Préjudice d’image pour les deux parties
Les deux parties sont déboutées de leurs principales demandes.
Le tribunal a jugé que « le préjudice moral de la société KresK Développement est caractérisé et qu’il convient de lui allouer la somme de 3000 € à titre de juste réparation. » alors que cette dernièrere demandait à condamner la Classe Ultim 32/23 au paiement de la somme de 19 788 640 euros en réparation du préjudice subi; La Class Ultim réclamait de condamner la société Kresk Développement à payer à l’association Classe Ultim 32/23 la somme d’un euro symbolique au titre du préjudice d’image qu’elle a subi;

Sur la demande de mise du navire en conformité avec la règle RSO 3.11 après la Route du Rhum 2022

Après la Route du Rhum, le Groupe Kresk demandait que soit établi de fait la conformité du trimaran SVR à la RSO 3.11 par le tribunal et la Class Ultime demandait de pouvoir imposer au trimaran SVR de se conformer aux règles RSO.
Le tribunal a débouté les 2 parties. A l’issue de la Route du Rhum, le Trimaran SVR n’aura pas de fait de certificat de jauge de la Classe Ultim et celle-ci ne pourra pas le faire condamner pour ne pas être conforme.

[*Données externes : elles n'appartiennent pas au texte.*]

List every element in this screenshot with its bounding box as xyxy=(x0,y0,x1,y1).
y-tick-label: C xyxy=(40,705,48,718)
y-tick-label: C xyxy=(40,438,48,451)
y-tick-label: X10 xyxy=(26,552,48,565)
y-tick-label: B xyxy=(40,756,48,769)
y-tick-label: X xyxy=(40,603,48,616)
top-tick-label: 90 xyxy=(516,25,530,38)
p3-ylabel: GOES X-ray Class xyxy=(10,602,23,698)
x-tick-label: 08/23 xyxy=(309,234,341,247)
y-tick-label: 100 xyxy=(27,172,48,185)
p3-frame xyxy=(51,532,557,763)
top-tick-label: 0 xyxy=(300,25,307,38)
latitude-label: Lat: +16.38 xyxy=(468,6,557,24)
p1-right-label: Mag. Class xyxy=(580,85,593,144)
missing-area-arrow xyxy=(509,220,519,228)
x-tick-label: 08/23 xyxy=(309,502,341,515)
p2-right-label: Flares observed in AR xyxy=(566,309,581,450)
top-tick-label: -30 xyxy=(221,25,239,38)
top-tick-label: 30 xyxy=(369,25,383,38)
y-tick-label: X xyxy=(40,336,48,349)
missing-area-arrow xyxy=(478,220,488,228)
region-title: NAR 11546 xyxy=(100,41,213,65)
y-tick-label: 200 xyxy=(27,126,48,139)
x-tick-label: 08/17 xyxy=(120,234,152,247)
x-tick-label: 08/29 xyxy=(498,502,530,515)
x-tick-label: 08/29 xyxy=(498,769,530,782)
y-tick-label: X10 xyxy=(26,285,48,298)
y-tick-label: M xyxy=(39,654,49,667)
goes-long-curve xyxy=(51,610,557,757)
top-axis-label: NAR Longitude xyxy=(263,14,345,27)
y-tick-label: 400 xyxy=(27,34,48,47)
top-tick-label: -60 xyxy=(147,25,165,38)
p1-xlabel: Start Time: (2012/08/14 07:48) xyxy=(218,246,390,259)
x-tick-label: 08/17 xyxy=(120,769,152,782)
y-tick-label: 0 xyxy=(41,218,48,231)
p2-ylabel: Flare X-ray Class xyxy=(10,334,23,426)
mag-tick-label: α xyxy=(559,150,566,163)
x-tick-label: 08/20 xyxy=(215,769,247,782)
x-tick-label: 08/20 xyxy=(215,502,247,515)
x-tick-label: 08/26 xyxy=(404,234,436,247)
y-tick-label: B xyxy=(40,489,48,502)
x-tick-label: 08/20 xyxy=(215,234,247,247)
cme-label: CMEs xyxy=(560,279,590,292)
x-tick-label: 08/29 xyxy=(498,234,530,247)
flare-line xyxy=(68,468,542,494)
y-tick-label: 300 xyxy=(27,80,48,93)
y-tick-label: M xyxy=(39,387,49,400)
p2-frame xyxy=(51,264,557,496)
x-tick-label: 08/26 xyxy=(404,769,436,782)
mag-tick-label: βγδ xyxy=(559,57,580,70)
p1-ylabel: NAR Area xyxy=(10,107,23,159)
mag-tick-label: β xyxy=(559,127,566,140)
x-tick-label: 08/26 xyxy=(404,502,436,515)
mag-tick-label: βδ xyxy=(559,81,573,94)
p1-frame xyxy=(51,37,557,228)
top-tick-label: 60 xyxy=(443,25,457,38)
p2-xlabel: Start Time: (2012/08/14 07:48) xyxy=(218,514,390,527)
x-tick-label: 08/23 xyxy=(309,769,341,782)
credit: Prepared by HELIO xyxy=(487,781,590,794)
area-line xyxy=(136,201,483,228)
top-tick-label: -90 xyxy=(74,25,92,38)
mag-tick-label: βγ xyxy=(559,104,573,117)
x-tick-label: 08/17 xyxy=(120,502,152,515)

La décision 4 du relevé de décisions du 16 février n’impose nullement à la société Kresk Développement de mettre le navire en conformité avec la règle RSO 3.11 après la Route du Rhum 2022. Cette décision prévoit uniquement une dérogation temporaire à la RSO 3.11 en faveur de SVR Lazartigue pour sa participation à la Route du Rhum 2022. A l’issue de la Route du Rhum, si le propriétaire du navire, en l’occurrence la société KD Ultim, souhaite adhérer à la Classe Ultim, il lui appartient de saisir les autorités compétentes d’une demande à cette fin et celles-ci apprécieront. Il convient de rappeler que si les parties ont jugé nécessaire de saisir World Sailing c’est parce qu’elles ne se sont pas accordées sur les conclusions de l’expertise amiable. Il résulte de ce qui précède que la demande de mise du navire en conformité avec la règle RSO 3.11 après la Route du Rhum 2022 n’est pas fondée et doit être rejetée.

La suite
Si la participation de François Gabart à la Route du Rhum semble acté – à moins que la Class Ultime fasse appel mais on ne voit pas sur quel fondement – le différend entre Gabart et la Class Ultime est loin d’être résolu. Après la Route du Rhum, ce dernier n’aura toujours pas de certificat de jauge. Au moins, l’explication se fera sur l’eau et au niveau sportif sur la Route du Rhum. Ce que demande le public mais aussi les marins. Il est temps de clore ce mauvais chapitre de cette Classe qui se veut innovante, collective dès son origine et de préparer ce fameux tour du monde en Ultim que tout le monde attend.